- New laws have provided clarity for DAOs.
- These organisations can now more easily do business and pay taxes.
A version of this story appeared in The Decentralised newsletter on April 7. Sign up here.
GM. Eric here.
The organisations running many of the world’s biggest decentralised finance projects have officially been recognised by three US states.
Last week, Alabama and West Virginia joined Wyoming — which signed its version of the so-called Decentralised Unincorporated Nonprofit Organization Act into law in 2024 — by signing their own versions of the DUNA Act.
That’s a big deal. It means that DAOs have been granted legal existence.
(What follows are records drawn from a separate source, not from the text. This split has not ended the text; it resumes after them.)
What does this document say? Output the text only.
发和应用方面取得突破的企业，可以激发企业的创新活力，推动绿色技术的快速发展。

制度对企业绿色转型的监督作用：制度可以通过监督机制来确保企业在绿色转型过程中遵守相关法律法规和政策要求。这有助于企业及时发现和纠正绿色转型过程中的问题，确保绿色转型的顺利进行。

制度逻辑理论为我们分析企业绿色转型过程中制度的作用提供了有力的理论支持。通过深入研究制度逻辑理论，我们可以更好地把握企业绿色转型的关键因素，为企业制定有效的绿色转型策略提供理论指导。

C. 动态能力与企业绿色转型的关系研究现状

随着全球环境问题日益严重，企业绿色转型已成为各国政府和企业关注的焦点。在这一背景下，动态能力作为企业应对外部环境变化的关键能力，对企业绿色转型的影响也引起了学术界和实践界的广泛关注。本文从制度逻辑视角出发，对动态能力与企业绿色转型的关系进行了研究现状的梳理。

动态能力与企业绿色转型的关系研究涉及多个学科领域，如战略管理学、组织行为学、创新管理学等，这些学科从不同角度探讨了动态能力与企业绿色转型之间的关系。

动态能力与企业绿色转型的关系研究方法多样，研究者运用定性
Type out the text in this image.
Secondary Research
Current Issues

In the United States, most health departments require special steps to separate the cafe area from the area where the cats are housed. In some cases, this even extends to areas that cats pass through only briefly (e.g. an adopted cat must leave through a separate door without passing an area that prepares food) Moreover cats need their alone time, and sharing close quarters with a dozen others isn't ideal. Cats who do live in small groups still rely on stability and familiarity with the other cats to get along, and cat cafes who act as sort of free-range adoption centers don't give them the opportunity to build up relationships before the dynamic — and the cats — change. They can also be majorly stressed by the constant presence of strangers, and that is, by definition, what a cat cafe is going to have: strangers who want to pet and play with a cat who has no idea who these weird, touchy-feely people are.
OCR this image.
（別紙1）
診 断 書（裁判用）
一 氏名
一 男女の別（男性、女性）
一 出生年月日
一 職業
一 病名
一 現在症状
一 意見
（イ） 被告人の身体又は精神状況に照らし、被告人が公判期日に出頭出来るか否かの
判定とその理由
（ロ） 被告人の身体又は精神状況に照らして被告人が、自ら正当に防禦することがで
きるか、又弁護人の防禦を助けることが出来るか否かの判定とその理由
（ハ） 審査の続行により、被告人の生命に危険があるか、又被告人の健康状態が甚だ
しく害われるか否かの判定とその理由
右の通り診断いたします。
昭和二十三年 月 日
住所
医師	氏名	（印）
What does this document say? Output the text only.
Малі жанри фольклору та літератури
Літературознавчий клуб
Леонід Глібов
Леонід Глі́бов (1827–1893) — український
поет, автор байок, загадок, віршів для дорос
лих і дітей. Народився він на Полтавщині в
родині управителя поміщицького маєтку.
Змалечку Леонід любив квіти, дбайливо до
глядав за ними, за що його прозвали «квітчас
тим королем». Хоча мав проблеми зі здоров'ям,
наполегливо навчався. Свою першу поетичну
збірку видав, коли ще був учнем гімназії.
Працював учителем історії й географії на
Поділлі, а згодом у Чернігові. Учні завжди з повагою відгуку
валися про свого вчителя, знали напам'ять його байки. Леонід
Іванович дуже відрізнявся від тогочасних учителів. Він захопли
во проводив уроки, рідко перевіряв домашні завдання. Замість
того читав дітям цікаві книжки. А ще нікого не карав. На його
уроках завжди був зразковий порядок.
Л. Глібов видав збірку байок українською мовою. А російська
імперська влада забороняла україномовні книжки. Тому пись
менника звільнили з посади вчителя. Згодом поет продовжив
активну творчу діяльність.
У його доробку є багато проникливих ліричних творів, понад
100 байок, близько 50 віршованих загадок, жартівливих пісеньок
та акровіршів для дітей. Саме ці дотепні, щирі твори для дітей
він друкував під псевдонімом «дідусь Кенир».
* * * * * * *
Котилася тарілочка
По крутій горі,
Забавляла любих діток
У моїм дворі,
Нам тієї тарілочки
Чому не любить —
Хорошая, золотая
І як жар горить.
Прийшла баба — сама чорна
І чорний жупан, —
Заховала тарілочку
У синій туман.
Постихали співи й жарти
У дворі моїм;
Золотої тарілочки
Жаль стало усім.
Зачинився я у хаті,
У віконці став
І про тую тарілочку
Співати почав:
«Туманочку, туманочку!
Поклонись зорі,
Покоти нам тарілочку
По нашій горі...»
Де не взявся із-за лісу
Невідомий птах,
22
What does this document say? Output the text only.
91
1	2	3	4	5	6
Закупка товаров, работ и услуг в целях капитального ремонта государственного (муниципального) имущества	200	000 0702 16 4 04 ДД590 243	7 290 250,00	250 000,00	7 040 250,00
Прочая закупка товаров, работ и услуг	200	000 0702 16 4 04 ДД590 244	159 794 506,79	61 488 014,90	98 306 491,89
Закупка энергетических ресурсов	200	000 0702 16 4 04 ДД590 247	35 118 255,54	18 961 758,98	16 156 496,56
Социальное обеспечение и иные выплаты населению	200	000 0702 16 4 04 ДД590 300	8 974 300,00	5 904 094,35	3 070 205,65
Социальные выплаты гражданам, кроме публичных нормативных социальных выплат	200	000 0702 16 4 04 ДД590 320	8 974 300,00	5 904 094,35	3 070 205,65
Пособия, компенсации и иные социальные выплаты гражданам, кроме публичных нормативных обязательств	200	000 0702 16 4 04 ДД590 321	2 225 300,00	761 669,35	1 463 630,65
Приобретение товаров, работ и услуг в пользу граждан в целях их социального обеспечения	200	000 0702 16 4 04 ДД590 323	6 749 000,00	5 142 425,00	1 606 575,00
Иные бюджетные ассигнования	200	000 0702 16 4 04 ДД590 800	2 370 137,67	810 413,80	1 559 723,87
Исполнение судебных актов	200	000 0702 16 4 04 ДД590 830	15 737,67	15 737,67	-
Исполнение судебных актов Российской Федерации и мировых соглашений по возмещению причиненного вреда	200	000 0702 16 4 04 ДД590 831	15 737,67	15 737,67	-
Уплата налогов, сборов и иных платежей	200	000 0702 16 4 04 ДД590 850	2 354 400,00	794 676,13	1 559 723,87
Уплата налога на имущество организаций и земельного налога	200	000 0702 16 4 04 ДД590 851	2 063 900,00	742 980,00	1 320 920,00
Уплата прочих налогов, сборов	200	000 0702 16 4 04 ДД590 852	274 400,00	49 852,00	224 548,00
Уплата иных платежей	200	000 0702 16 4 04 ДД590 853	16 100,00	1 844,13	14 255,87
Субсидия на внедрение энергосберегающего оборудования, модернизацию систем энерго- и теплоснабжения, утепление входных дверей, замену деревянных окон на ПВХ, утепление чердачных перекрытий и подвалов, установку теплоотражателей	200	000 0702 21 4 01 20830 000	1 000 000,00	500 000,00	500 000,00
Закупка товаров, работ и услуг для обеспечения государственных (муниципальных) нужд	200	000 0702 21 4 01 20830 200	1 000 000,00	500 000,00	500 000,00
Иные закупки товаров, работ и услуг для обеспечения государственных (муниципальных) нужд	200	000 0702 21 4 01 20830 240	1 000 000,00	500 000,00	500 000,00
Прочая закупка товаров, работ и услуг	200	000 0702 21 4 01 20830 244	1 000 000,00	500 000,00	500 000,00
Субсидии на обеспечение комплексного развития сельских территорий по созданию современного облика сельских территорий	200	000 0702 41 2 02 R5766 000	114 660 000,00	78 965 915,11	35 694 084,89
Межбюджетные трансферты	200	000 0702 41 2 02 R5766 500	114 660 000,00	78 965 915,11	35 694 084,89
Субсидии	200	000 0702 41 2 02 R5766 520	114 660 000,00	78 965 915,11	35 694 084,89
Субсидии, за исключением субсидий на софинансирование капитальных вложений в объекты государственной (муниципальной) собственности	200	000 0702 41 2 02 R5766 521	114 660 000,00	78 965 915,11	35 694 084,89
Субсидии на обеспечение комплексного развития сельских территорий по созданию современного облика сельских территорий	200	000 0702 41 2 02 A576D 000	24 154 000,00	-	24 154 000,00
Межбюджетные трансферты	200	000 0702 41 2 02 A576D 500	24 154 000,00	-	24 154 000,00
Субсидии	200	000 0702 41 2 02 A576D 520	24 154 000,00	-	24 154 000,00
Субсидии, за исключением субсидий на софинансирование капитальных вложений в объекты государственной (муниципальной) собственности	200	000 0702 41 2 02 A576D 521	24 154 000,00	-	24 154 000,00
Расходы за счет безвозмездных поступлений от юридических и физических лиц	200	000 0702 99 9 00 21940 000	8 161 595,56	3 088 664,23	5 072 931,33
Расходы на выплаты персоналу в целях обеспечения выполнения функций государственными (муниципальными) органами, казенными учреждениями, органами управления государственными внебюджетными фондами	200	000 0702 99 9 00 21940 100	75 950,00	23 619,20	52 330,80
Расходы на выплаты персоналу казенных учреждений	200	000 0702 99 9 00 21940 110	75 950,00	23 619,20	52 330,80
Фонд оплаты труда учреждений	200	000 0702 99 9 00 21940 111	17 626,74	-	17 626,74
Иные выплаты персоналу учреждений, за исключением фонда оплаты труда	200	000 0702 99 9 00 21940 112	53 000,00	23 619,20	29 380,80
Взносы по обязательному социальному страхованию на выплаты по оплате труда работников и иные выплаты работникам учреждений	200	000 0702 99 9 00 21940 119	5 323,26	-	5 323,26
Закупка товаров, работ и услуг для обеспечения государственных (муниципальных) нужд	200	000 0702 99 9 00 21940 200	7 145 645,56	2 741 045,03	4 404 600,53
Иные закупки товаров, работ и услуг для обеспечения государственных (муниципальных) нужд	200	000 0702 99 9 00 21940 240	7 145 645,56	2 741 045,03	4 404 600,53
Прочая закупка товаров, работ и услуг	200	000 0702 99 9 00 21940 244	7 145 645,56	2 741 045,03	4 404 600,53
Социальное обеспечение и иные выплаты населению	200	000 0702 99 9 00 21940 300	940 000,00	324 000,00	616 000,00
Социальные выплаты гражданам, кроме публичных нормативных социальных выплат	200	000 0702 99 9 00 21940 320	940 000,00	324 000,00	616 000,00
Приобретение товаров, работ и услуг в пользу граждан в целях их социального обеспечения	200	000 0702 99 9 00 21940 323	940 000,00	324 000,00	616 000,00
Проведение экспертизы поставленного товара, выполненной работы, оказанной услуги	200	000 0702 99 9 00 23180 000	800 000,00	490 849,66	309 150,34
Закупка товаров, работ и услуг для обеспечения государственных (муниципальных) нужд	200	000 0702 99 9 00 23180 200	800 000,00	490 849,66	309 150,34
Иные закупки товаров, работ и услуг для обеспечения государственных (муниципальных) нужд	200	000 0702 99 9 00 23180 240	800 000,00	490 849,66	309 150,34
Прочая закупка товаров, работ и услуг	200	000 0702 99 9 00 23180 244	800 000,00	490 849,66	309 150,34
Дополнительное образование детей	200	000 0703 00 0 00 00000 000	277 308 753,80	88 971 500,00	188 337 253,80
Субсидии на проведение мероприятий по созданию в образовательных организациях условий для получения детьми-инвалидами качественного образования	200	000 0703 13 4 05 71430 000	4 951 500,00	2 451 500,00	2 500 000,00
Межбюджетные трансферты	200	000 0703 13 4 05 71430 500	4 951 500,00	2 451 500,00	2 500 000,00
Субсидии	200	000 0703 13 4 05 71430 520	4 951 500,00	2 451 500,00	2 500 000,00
This will allow them to more easily work with regular businesses, appear in court, pay taxes, and reduce legal risks — and still remain supposedly decentralised.
“This is forward-looking policymaking at its best,” Miles Jennings, head of policy and general council at a16z crypto, said. “It embraces innovation, protects participants, and empowers internet-native communities to compete with big tech incumbents. And it comes at a pivotal moment in the effort to make the US the crypto capital of the world.“
The idea is that this gives DAOs a chance to stand on equal footing with centralised entities like companies. It is a huge weight of their shoulders for DAOs at a time when the DAO model has come under scrutiny.
A DAO is a community of token holders who can vote and propose amendments to a specific DeFi protocol. Their proponents envisage these organisations as a way to break away from the top-down structures of centralised companies.
But because of the lack of legal status, many protocols were forced to form foundations that were supposed to act as neutral stalwarts for the projects, Jennings and Aiden Slavin, policy partner at a16z crypto, wrote on April 4.
In some cases, that helped foster decentralisation and diffused risks, but in others they created opacity, inefficiencies and limited growth, Jennings and Slavin wrote.
They have also — as DL News has repeatedly reported — contributed to protracted internal squabbling that has eroded trust in these DAOs.
More states signing their versions of the DUNA Act could change that.
“With the United States moving towards legislative clarity, the separation and fiction of foundations is no longer necessary,” Jennings and Slavin wrote.